Search: Content expansion

Microlink Search is designed around a two-step retrieval model: lightweight structured results first, full page content second. Every result with a url exposes lazy .html() and .markdown() helpers that fetch the page content only when called.

This page covers how those helpers work, when to use each format, and how to apply the pattern in retrieval workflows.

Result-level expansion

Any result that contains a url field gets two lazy methods attached:

const page = await google('technical seo checklist')
const result = page.results[0]

const html = await result.html()
const markdown = await result.markdown()

Both methods call the Microlink API under the hood, so each expansion counts as a separate API request. This is intentional — you should only expand the results that are actually worth reading.

When to use `.html()`

Use .html() when you need the raw DOM structure, inline styles, or structured content that Markdown would flatten:

Custom parsing: extract specific elements, tables, or structured data with your own selectors
Downstream rendering: inject the HTML into another page, iframe, or document
Preserving layout: tables, forms, and complex layouts that lose structure in Markdown

When to use `.markdown()`

Use .markdown() when the consumer is a language model or a text-based pipeline:

LLM context: Markdown uses fewer tokens than HTML for the same content
RAG indexing: cleaner text for vector embeddings and chunk splitting
Summarization: models produce better summaries from Markdown than from DOM noise

Page-level content

The page object itself also exposes .html() and .markdown() — these fetch the content of the Google SERP page for the query, not an individual result:

const page = await google('technical seo checklist')

const serpHtml = await page.html()
const serpMarkdown = await page.markdown()

This is useful when you want the raw SERP layout for analysis, competitive monitoring, or SERP feature detection. In most workflows, result-level expansion is more useful.

The two-step pattern

The core idea: search first, expand selectively.

const page = await google('site:openai.com function calling guide')

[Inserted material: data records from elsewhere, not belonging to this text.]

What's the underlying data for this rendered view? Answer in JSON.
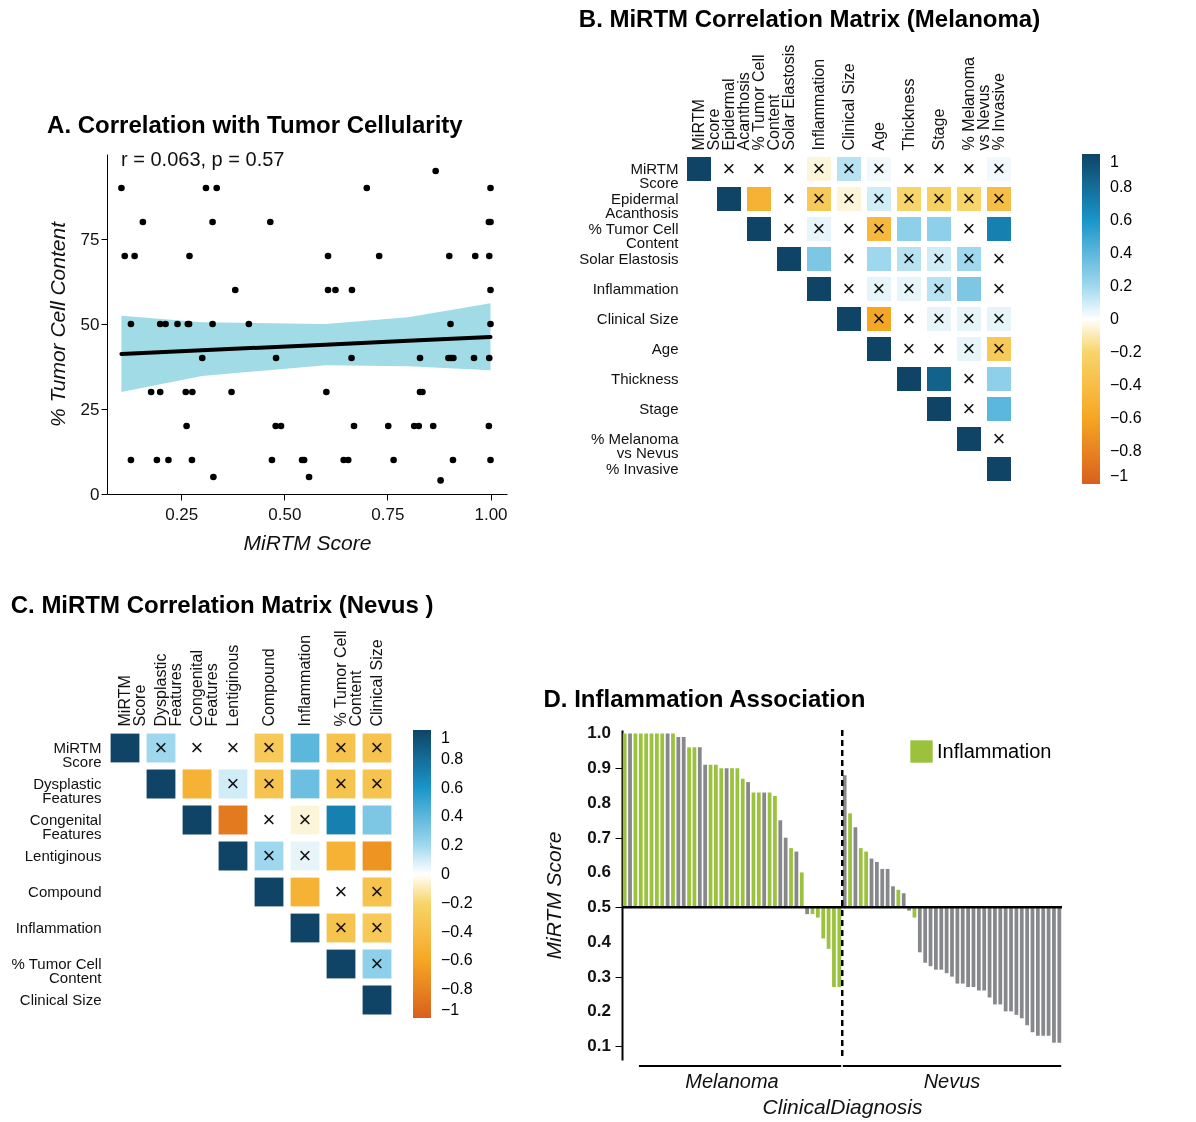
{
  "chart_data": [
    {
      "type": "scatter",
      "title": "A. Correlation with Tumor Cellularity",
      "xlabel": "MiRTM Score",
      "ylabel": "% Tumor Cell Content",
      "annotations": [
        "r = 0.063, p = 0.57"
      ],
      "xlim": [
        0.07,
        1.04
      ],
      "ylim": [
        0,
        100
      ],
      "xticks": [
        0.25,
        {
          "value": 0.5,
          "label": "0.50"
        },
        0.75,
        {
          "value": 1,
          "label": "1.00"
        }
      ],
      "yticks": [
        0,
        25,
        50,
        75
      ],
      "series": [
        {
          "type": "scatter",
          "color": "#000000",
          "marker": "circle",
          "x": [
            0.105,
            0.31,
            0.336,
            0.7,
            1.0,
            0.867,
            0.157,
            0.326,
            0.466,
            0.996,
            1.0,
            0.113,
            0.137,
            0.27,
            0.606,
            0.73,
            0.9,
            0.963,
            0.997,
            0.381,
            0.606,
            0.624,
            0.664,
            1.0,
            0.128,
            0.199,
            0.212,
            0.241,
            0.266,
            0.269,
            0.326,
            0.414,
            0.903,
            1.0,
            0.301,
            0.48,
            0.663,
            0.829,
            0.898,
            0.904,
            0.91,
            0.96,
            0.997,
            0.177,
            0.199,
            0.261,
            0.277,
            0.372,
            0.602,
            0.829,
            0.835,
            0.263,
            0.479,
            0.492,
            0.669,
            0.752,
            0.815,
            0.826,
            0.861,
            0.996,
            0.128,
            0.191,
            0.219,
            0.276,
            0.47,
            0.543,
            0.548,
            0.644,
            0.655,
            0.765,
            0.909,
            1.0,
            0.328,
            0.56,
            0.879
          ],
          "values": [
            90,
            90,
            90,
            90,
            90,
            95,
            80,
            80,
            80,
            80,
            80,
            70,
            70,
            70,
            70,
            70,
            70,
            70,
            70,
            60,
            60,
            60,
            60,
            60,
            50,
            50,
            50,
            50,
            50,
            50,
            50,
            50,
            50,
            50,
            40,
            40,
            40,
            40,
            40,
            40,
            40,
            40,
            40,
            30,
            30,
            30,
            30,
            30,
            30,
            30,
            30,
            20,
            20,
            20,
            20,
            20,
            20,
            20,
            20,
            20,
            10,
            10,
            10,
            10,
            10,
            10,
            10,
            10,
            10,
            10,
            10,
            10,
            5,
            5,
            4
          ]
        },
        {
          "type": "line",
          "color": "#000000",
          "x": [
            0.105,
            0.3,
            0.6,
            0.8,
            1.0
          ],
          "values": [
            41.2,
            42.3,
            43.9,
            45.1,
            46.2
          ],
          "lower": [
            30,
            34.7,
            37.9,
            37.6,
            36.4
          ],
          "upper": [
            52.4,
            50.5,
            50,
            52,
            56.1
          ]
        }
      ]
    },
    {
      "type": "heatmap",
      "title": "B. MiRTM Correlation Matrix (Melanoma)",
      "categories": [
        "MiRTM\nScore",
        "Epidermal\nAcanthosis",
        "% Tumor Cell\nContent",
        "Solar Elastosis",
        "Inflammation",
        "Clinical Size",
        "Age",
        "Thickness",
        "Stage",
        "% Melanoma\nvs Nevus",
        "% Invasive"
      ],
      "y_categories": [
        "MiRTM\nScore",
        "Epidermal\nAcanthosis",
        "% Tumor Cell\nContent",
        "Solar Elastosis",
        "Inflammation",
        "Clinical Size",
        "Age",
        "Thickness",
        "Stage",
        "% Melanoma\nvs Nevus",
        "% Invasive"
      ],
      "clim": [
        -1,
        1
      ],
      "cticks": [
        1,
        0.8,
        0.6,
        0.4,
        0.2,
        0,
        {
          "value": -0.2,
          "label": "−0.2"
        },
        {
          "value": -0.4,
          "label": "−0.4"
        },
        {
          "value": -0.6,
          "label": "−0.6"
        },
        {
          "value": -0.8,
          "label": "−0.8"
        },
        {
          "value": -1,
          "label": "−1"
        }
      ],
      "cells": [
        [
          1,
          0,
          0,
          0,
          -0.05,
          0.15,
          0.03,
          0,
          0,
          0,
          0.03
        ],
        [
          null,
          1,
          -0.5,
          0,
          -0.3,
          -0.05,
          0.1,
          -0.2,
          -0.25,
          -0.2,
          -0.4
        ],
        [
          null,
          null,
          1,
          0,
          0.05,
          0,
          -0.45,
          0.25,
          0.25,
          0,
          0.7
        ],
        [
          null,
          null,
          null,
          1,
          0.3,
          0,
          0.2,
          0.15,
          0.1,
          0.2,
          0
        ],
        [
          null,
          null,
          null,
          null,
          1,
          0,
          0.05,
          0.05,
          0.15,
          0.3,
          0
        ],
        [
          null,
          null,
          null,
          null,
          null,
          1,
          -0.6,
          0,
          0.05,
          0.05,
          0.05
        ],
        [
          null,
          null,
          null,
          null,
          null,
          null,
          1,
          0,
          0,
          0.05,
          -0.3
        ],
        [
          null,
          null,
          null,
          null,
          null,
          null,
          null,
          1,
          0.85,
          0,
          0.25
        ],
        [
          null,
          null,
          null,
          null,
          null,
          null,
          null,
          null,
          1,
          0,
          0.4
        ],
        [
          null,
          null,
          null,
          null,
          null,
          null,
          null,
          null,
          null,
          1,
          0
        ],
        [
          null,
          null,
          null,
          null,
          null,
          null,
          null,
          null,
          null,
          null,
          1
        ]
      ],
      "cell_labels": [
        [
          null,
          "×",
          "×",
          "×",
          "×",
          "×",
          "×",
          "×",
          "×",
          "×",
          "×"
        ],
        [
          null,
          null,
          null,
          "×",
          "×",
          "×",
          "×",
          "×",
          "×",
          "×",
          "×"
        ],
        [
          null,
          null,
          null,
          "×",
          "×",
          "×",
          "×",
          null,
          null,
          "×",
          null
        ],
        [
          null,
          null,
          null,
          null,
          null,
          "×",
          null,
          "×",
          "×",
          "×",
          "×"
        ],
        [
          null,
          null,
          null,
          null,
          null,
          "×",
          "×",
          "×",
          "×",
          null,
          "×"
        ],
        [
          null,
          null,
          null,
          null,
          null,
          null,
          "×",
          "×",
          "×",
          "×",
          "×"
        ],
        [
          null,
          null,
          null,
          null,
          null,
          null,
          null,
          "×",
          "×",
          "×",
          "×"
        ],
        [
          null,
          null,
          null,
          null,
          null,
          null,
          null,
          null,
          null,
          "×",
          null
        ],
        [
          null,
          null,
          null,
          null,
          null,
          null,
          null,
          null,
          null,
          "×",
          null
        ],
        [
          null,
          null,
          null,
          null,
          null,
          null,
          null,
          null,
          null,
          null,
          "×"
        ],
        [
          null,
          null,
          null,
          null,
          null,
          null,
          null,
          null,
          null,
          null,
          null
        ]
      ]
    },
    {
      "type": "heatmap",
      "title": "C. MiRTM Correlation Matrix (Nevus )",
      "categories": [
        "MiRTM\nScore",
        "Dysplastic\nFeatures",
        "Congenital\nFeatures",
        "Lentiginous",
        "Compound",
        "Inflammation",
        "% Tumor Cell\nContent",
        "Clinical Size"
      ],
      "y_categories": [
        "MiRTM\nScore",
        "Dysplastic\nFeatures",
        "Congenital\nFeatures",
        "Lentiginous",
        "Compound",
        "Inflammation",
        "% Tumor Cell\nContent",
        "Clinical Size"
      ],
      "clim": [
        -1,
        1
      ],
      "cticks": [
        1,
        0.8,
        0.6,
        0.4,
        0.2,
        0,
        {
          "value": -0.2,
          "label": "−0.2"
        },
        {
          "value": -0.4,
          "label": "−0.4"
        },
        {
          "value": -0.6,
          "label": "−0.6"
        },
        {
          "value": -0.8,
          "label": "−0.8"
        },
        {
          "value": -1,
          "label": "−1"
        }
      ],
      "cells": [
        [
          1,
          0.2,
          0,
          0,
          -0.3,
          0.4,
          -0.35,
          -0.35
        ],
        [
          null,
          1,
          -0.5,
          0.1,
          -0.35,
          0.35,
          -0.35,
          -0.35
        ],
        [
          null,
          null,
          1,
          -0.85,
          0,
          -0.05,
          0.7,
          0.3
        ],
        [
          null,
          null,
          null,
          1,
          0.2,
          0.05,
          -0.5,
          -0.7
        ],
        [
          null,
          null,
          null,
          null,
          1,
          -0.5,
          0,
          -0.35
        ],
        [
          null,
          null,
          null,
          null,
          null,
          1,
          -0.35,
          -0.3
        ],
        [
          null,
          null,
          null,
          null,
          null,
          null,
          1,
          0.25
        ],
        [
          null,
          null,
          null,
          null,
          null,
          null,
          null,
          1
        ]
      ],
      "cell_labels": [
        [
          null,
          "×",
          "×",
          "×",
          "×",
          null,
          "×",
          "×"
        ],
        [
          null,
          null,
          null,
          "×",
          "×",
          null,
          "×",
          "×"
        ],
        [
          null,
          null,
          null,
          null,
          "×",
          "×",
          null,
          null
        ],
        [
          null,
          null,
          null,
          null,
          "×",
          "×",
          null,
          null
        ],
        [
          null,
          null,
          null,
          null,
          null,
          null,
          "×",
          "×"
        ],
        [
          null,
          null,
          null,
          null,
          null,
          null,
          "×",
          "×"
        ],
        [
          null,
          null,
          null,
          null,
          null,
          null,
          null,
          "×"
        ],
        [
          null,
          null,
          null,
          null,
          null,
          null,
          null,
          null
        ]
      ]
    },
    {
      "type": "bar",
      "title": "D.  Inflammation Association",
      "xlabel": "ClinicalDiagnosis",
      "ylabel": "MiRTM Score",
      "annotations": [
        "Melanoma",
        "Nevus"
      ],
      "ylim": [
        0.06,
        1.01
      ],
      "yticks": [
        0.1,
        0.2,
        0.3,
        0.4,
        0.5,
        0.6,
        0.7,
        0.8,
        0.9,
        {
          "value": 1,
          "label": "1.0"
        }
      ],
      "legend": "top right",
      "categories": [
        null,
        null,
        null,
        null,
        null,
        null,
        null,
        null,
        null,
        null,
        null,
        null,
        null,
        null,
        null,
        null,
        null,
        null,
        null,
        null,
        null,
        null,
        null,
        null,
        null,
        null,
        null,
        null,
        null,
        null,
        null,
        null,
        null,
        null,
        null,
        null,
        null,
        null,
        null,
        null,
        null,
        null,
        null,
        null,
        null,
        null,
        null,
        null,
        null,
        null,
        null,
        null,
        null,
        null,
        null,
        null,
        null,
        null,
        null,
        null,
        null,
        null,
        null,
        null,
        null,
        null,
        null,
        null,
        null,
        null,
        null,
        null,
        null,
        null,
        null,
        null,
        null,
        null,
        null,
        null,
        null,
        null
      ],
      "ref_lines": [
        {
          "axis": "y",
          "value": 0.5
        }
      ],
      "series": [
        {
          "name": "Inflammation",
          "color": "#9bc23c",
          "base": [
            0.5,
            null,
            0.5,
            0.5,
            0.5,
            0.5,
            0.5,
            0.5,
            null,
            0.5,
            null,
            null,
            0.5,
            0.5,
            null,
            null,
            0.5,
            0.5,
            0.5,
            null,
            0.5,
            0.5,
            0.5,
            null,
            0.5,
            0.5,
            null,
            0.5,
            0.5,
            null,
            null,
            0.5,
            null,
            0.5,
            null,
            0.5,
            0.5,
            0.5,
            0.5,
            0.5,
            0.5,
            null,
            0.5,
            null,
            0.5,
            0.5,
            null,
            null,
            null,
            null,
            null,
            0.5,
            null,
            null,
            0.5,
            null,
            null,
            null,
            null,
            null,
            null,
            null,
            null,
            null,
            null,
            null,
            null,
            null,
            null,
            null,
            null,
            null,
            null,
            null,
            null,
            null,
            null,
            null,
            null,
            null,
            null,
            null
          ],
          "values": [
            0.5,
            null,
            0.5,
            0.5,
            0.5,
            0.5,
            0.5,
            0.5,
            null,
            0.5,
            null,
            null,
            0.46,
            0.46,
            null,
            null,
            0.41,
            0.41,
            0.4,
            null,
            0.4,
            0.4,
            0.37,
            null,
            0.33,
            0.33,
            null,
            0.33,
            0.32,
            null,
            null,
            0.17,
            null,
            0.1,
            null,
            -0.02,
            -0.03,
            -0.09,
            -0.12,
            -0.23,
            -0.23,
            null,
            0.27,
            null,
            0.17,
            0.16,
            null,
            null,
            null,
            null,
            null,
            0.05,
            null,
            null,
            -0.03,
            null,
            null,
            null,
            null,
            null,
            null,
            null,
            null,
            null,
            null,
            null,
            null,
            null,
            null,
            null,
            null,
            null,
            null,
            null,
            null,
            null,
            null,
            null,
            null,
            null,
            null,
            null
          ]
        },
        {
          "color": "#87888b",
          "base": [
            null,
            0.5,
            null,
            null,
            null,
            null,
            null,
            null,
            0.5,
            null,
            0.5,
            0.5,
            null,
            null,
            0.5,
            0.5,
            null,
            null,
            null,
            0.5,
            null,
            null,
            null,
            0.5,
            null,
            null,
            0.5,
            null,
            null,
            0.5,
            0.5,
            null,
            0.5,
            null,
            0.5,
            null,
            null,
            null,
            null,
            null,
            null,
            0.5,
            null,
            0.5,
            null,
            null,
            0.5,
            0.5,
            0.5,
            0.5,
            0.5,
            null,
            0.5,
            0.5,
            null,
            0.5,
            0.5,
            0.5,
            0.5,
            0.5,
            0.5,
            0.5,
            0.5,
            0.5,
            0.5,
            0.5,
            0.5,
            0.5,
            0.5,
            0.5,
            0.5,
            0.5,
            0.5,
            0.5,
            0.5,
            0.5,
            0.5,
            0.5,
            0.5,
            0.5,
            0.5,
            0.5
          ],
          "values": [
            null,
            0.5,
            null,
            null,
            null,
            null,
            null,
            null,
            0.5,
            null,
            0.49,
            0.49,
            null,
            null,
            0.46,
            0.41,
            null,
            null,
            null,
            0.4,
            null,
            null,
            null,
            0.36,
            null,
            null,
            0.33,
            null,
            null,
            0.25,
            0.2,
            null,
            0.16,
            null,
            -0.02,
            null,
            null,
            null,
            null,
            null,
            null,
            0.38,
            null,
            0.23,
            null,
            null,
            0.14,
            0.13,
            0.11,
            0.11,
            0.06,
            null,
            0.04,
            -0.01,
            null,
            -0.13,
            -0.16,
            -0.17,
            -0.18,
            -0.18,
            -0.19,
            -0.2,
            -0.22,
            -0.22,
            -0.23,
            -0.23,
            -0.24,
            -0.24,
            -0.26,
            -0.28,
            -0.28,
            -0.3,
            -0.3,
            -0.31,
            -0.32,
            -0.34,
            -0.36,
            -0.37,
            -0.37,
            -0.37,
            -0.39,
            -0.39
          ]
        }
      ]
    }
  ]
}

const sources = await Promise.all(
  page.results.slice(0, 3).map(async result => ({
    title: result.title,
    url: result.url,
    markdown: await result.markdown()
  }))
)

This keeps your API usage predictable. A search query returns 10 results at the cost of one request. Expanding three of them costs three more. You control the depth.

Why not expand everything?

Expanding all results by default would be wasteful in most workflows:

Cost: each .html() or .markdown() call is a separate Microlink API request
Latency: fetching full page content is slower than reading structured results
Relevance: most workflows only need the top 2–5 sources in full

Let your application logic (or the LLM) decide which results deserve deeper inspection.

Expansion with pagination

Combine pagination with selective expansion to build deep retrieval pipelines:

let page = await google('node.js frameworks')
const allSources = []

while (page && allSources.length < 10) {
  for (const result of page.results) {
    if (allSources.length >= 10) break

    allSources.push({
      title: result.title,
      url: result.url,
      markdown: await result.markdown()
    })
  }

  page = await page.next()
}

This pattern is especially useful for research agents that need broad coverage across multiple pages but still want full content for each source.

Expansion in agent workflows

When @microlink/google is exposed as a tool, let the model control expansion depth:

First tool call: google(query) — the model sees structured results
Second tool call: result.markdown() — the model picks which results to read in full
Third tool call: page.next() — the model paginates only if confidence is low

This two-step pattern maps naturally to tool-calling agent loops. The model makes the cost/depth tradeoff on each turn instead of fetching everything upfront.